Nicolas Sarkozy en tournée expresse en Amérique Latine pour préparer le sommet de Copenhague

Publié le par actu

Le président du Brésil, Luiz Inacio Lula da Silva, et le président français Nicolas Sarkozy ont présenté un texte commun sur le climat le 14 novembre 2009.

Le président du Brésil, Luiz Inacio Lula da Silva, et le président français Nicolas Sarkozy ont présenté un texte commun sur le climat le 14 novembre 2009./REUTERS

CLIMAT - Le président veut convaincre les pays de la région de se rallier au texte qu'il a signé avec Lula, le président brésilien. Un objectif difficile, puisque les chefs d'Etat du Venezuela, de l'Equateur et de la Bolivie ne seront pas présents...

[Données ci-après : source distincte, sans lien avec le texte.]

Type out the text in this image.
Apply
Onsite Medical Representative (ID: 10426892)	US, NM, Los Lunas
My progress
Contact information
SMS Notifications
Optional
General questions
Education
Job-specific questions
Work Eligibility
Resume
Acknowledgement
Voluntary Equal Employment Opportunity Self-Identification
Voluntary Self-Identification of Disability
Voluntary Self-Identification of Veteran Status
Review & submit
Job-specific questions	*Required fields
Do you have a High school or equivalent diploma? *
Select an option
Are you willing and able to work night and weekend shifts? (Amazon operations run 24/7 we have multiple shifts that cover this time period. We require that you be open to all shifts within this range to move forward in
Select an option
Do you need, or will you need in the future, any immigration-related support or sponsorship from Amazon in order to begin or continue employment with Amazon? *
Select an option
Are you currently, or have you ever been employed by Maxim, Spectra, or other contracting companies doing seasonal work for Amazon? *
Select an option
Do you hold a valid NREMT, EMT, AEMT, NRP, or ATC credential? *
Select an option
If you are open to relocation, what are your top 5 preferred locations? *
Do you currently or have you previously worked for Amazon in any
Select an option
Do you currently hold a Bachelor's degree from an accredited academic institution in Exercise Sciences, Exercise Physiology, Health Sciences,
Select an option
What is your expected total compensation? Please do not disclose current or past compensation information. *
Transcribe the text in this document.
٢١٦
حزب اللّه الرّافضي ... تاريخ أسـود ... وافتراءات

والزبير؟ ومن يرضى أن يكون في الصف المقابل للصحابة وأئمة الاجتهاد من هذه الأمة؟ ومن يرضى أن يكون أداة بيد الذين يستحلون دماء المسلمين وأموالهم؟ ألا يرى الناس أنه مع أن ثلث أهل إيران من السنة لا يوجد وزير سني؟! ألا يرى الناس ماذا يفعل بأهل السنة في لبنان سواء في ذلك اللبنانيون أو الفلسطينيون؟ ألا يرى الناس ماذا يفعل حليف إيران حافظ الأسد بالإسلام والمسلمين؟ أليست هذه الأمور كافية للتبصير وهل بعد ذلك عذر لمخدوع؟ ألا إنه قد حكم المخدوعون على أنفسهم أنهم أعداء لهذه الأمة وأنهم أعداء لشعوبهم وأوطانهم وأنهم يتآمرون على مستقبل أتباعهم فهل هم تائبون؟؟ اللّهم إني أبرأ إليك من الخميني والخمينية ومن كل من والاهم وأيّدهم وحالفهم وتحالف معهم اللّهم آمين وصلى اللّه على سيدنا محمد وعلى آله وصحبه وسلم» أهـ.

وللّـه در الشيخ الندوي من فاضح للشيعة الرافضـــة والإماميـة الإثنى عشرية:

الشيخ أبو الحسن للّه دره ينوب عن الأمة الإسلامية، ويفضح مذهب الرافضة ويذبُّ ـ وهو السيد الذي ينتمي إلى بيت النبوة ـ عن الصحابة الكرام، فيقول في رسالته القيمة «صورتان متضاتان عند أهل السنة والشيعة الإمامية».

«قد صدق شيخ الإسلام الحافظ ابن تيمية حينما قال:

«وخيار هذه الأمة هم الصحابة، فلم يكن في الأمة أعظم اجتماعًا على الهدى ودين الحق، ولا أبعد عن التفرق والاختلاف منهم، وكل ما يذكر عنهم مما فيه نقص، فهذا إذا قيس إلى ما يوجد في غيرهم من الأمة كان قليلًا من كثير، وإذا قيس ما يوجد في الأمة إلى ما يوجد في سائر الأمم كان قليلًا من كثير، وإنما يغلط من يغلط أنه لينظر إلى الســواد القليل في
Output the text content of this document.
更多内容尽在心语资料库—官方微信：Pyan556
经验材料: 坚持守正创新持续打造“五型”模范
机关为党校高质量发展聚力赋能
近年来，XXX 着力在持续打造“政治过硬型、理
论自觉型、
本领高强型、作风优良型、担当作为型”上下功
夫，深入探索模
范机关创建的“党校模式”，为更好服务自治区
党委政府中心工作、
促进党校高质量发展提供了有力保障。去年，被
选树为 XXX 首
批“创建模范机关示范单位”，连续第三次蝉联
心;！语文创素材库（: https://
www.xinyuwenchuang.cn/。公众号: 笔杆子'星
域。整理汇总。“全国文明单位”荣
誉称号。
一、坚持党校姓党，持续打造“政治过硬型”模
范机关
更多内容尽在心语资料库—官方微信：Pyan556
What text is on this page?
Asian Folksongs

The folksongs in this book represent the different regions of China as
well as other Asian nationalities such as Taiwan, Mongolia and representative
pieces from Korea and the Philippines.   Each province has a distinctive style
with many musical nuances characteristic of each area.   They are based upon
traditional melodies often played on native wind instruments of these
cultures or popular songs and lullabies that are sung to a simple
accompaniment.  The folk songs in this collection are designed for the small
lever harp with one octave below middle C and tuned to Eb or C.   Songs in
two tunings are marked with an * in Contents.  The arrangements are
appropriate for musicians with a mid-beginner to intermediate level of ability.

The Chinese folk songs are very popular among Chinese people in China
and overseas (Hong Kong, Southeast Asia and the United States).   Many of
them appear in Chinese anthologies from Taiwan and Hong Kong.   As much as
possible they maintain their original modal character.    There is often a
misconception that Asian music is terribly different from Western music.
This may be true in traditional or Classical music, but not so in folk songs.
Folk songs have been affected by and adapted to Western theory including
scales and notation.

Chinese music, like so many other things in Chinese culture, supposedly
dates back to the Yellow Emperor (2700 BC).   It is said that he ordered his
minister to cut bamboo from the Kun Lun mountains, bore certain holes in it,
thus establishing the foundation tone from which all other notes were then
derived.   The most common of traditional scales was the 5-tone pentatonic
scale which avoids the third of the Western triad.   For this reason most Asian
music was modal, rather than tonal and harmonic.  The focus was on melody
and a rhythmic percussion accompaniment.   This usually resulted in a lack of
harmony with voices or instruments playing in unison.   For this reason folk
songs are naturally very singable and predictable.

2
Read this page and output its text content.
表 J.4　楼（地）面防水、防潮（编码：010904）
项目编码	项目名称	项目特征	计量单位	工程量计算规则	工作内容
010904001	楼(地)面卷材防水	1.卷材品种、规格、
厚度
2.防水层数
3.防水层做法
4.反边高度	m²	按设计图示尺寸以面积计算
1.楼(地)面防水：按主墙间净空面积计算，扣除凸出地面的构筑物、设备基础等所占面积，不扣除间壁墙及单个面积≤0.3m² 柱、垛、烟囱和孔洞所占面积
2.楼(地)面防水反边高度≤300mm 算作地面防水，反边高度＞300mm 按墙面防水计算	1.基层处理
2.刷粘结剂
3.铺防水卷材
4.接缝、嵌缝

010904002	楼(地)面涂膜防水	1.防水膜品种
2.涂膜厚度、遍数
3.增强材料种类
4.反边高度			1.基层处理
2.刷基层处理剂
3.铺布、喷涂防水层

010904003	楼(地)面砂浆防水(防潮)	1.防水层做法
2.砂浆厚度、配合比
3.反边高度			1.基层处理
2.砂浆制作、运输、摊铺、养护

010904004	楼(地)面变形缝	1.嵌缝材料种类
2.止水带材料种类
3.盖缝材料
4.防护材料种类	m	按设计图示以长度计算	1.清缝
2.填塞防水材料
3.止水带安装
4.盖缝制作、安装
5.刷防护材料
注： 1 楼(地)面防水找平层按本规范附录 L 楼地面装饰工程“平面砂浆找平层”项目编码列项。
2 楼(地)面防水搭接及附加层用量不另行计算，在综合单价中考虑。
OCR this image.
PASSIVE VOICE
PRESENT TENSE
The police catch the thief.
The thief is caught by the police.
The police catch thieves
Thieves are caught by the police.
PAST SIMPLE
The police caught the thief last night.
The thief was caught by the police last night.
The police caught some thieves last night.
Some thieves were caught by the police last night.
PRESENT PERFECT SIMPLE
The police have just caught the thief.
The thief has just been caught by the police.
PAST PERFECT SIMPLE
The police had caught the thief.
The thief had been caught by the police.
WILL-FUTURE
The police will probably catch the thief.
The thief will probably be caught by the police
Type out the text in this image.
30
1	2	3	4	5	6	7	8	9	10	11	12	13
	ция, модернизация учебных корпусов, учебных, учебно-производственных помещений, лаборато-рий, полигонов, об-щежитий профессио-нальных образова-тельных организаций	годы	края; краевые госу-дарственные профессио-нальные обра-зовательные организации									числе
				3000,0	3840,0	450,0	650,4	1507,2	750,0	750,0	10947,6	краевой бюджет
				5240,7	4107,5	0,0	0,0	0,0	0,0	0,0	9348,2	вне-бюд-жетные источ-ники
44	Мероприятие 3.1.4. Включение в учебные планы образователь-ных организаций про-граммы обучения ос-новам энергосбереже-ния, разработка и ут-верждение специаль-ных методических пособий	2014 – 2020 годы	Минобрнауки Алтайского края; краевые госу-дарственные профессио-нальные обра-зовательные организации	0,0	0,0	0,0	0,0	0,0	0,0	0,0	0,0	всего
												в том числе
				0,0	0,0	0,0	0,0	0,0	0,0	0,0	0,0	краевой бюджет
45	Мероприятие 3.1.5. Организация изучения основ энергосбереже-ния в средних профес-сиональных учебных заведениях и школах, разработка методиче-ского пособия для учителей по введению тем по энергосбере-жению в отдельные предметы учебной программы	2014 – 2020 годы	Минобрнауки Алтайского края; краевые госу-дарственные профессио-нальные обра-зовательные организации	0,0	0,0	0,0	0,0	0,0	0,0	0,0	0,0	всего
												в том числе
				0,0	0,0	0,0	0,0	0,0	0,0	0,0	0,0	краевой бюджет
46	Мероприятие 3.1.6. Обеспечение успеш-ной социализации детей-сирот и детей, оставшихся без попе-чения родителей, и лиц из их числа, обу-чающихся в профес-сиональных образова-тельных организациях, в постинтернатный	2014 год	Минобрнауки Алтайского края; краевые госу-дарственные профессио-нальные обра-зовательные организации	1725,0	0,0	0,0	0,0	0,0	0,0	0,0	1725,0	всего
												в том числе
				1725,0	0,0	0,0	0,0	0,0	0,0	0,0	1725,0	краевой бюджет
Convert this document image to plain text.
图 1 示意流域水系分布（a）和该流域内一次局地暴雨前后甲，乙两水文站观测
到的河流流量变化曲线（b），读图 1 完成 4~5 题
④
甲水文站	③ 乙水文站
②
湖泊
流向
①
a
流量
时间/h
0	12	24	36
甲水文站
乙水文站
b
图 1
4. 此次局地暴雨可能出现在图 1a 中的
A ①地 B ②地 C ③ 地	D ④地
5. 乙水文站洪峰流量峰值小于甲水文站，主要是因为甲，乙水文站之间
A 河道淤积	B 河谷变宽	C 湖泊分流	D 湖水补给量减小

Nicolas Sarkozy s’attaque en personne au réchauffement climatique. Le président de la République se rend jeudi à Manaus et vendredi à Trinidad-et-Tobago pour tenter de convaincre les pays amazoniens et du Commonwealth d'adopter des mesures fortes pour lutter contre ce fléau, dans la perspective du sommet de Copenhague.

Au cours de cette tournée marathon - son arrivée à Manaus est prévue jeudi en début d'après-midi, son retour à Paris samedi matin Nicolas Sarkozy espère rallier le plus de monde possible au texte qu'il a signé le 14 novembre avec son homologue brésilien Luiz Inacio Lula da Silva. Qualifiée de
«bible climatique» par le président brésilien, ce texte détaille les grandes lignes minimales de l'accord que les deux chefs d'Etat souhaitent à Copenhague en décembre. Leur l'objectif final est une «réduction mondiale d'au moins 50% d'ici à 2050 par rapport à 1990» des émissions mondiales de gaz à effet de serre.

Organisation mondiale de l'Environnement


Décidés à ce que les pays des cinq continents qui se retrouveront dans la capitale danoise du 7 au 18 décembre prochains prennent des «engagements politiques contraignants, précis» pour tendre vers cet objectif, Paris et Brasilia veulent également promouvoir une Organisation mondiale de l'Environnement, sorte de garde-fou des décisions de Copenhague. Selon l'Elysée, cette organisation serait non seulement chargée du «suivi dans la durée» de toutes les décisions, mais permettrait également de «fédérer toutes les organisations qui traitent de l'environnement».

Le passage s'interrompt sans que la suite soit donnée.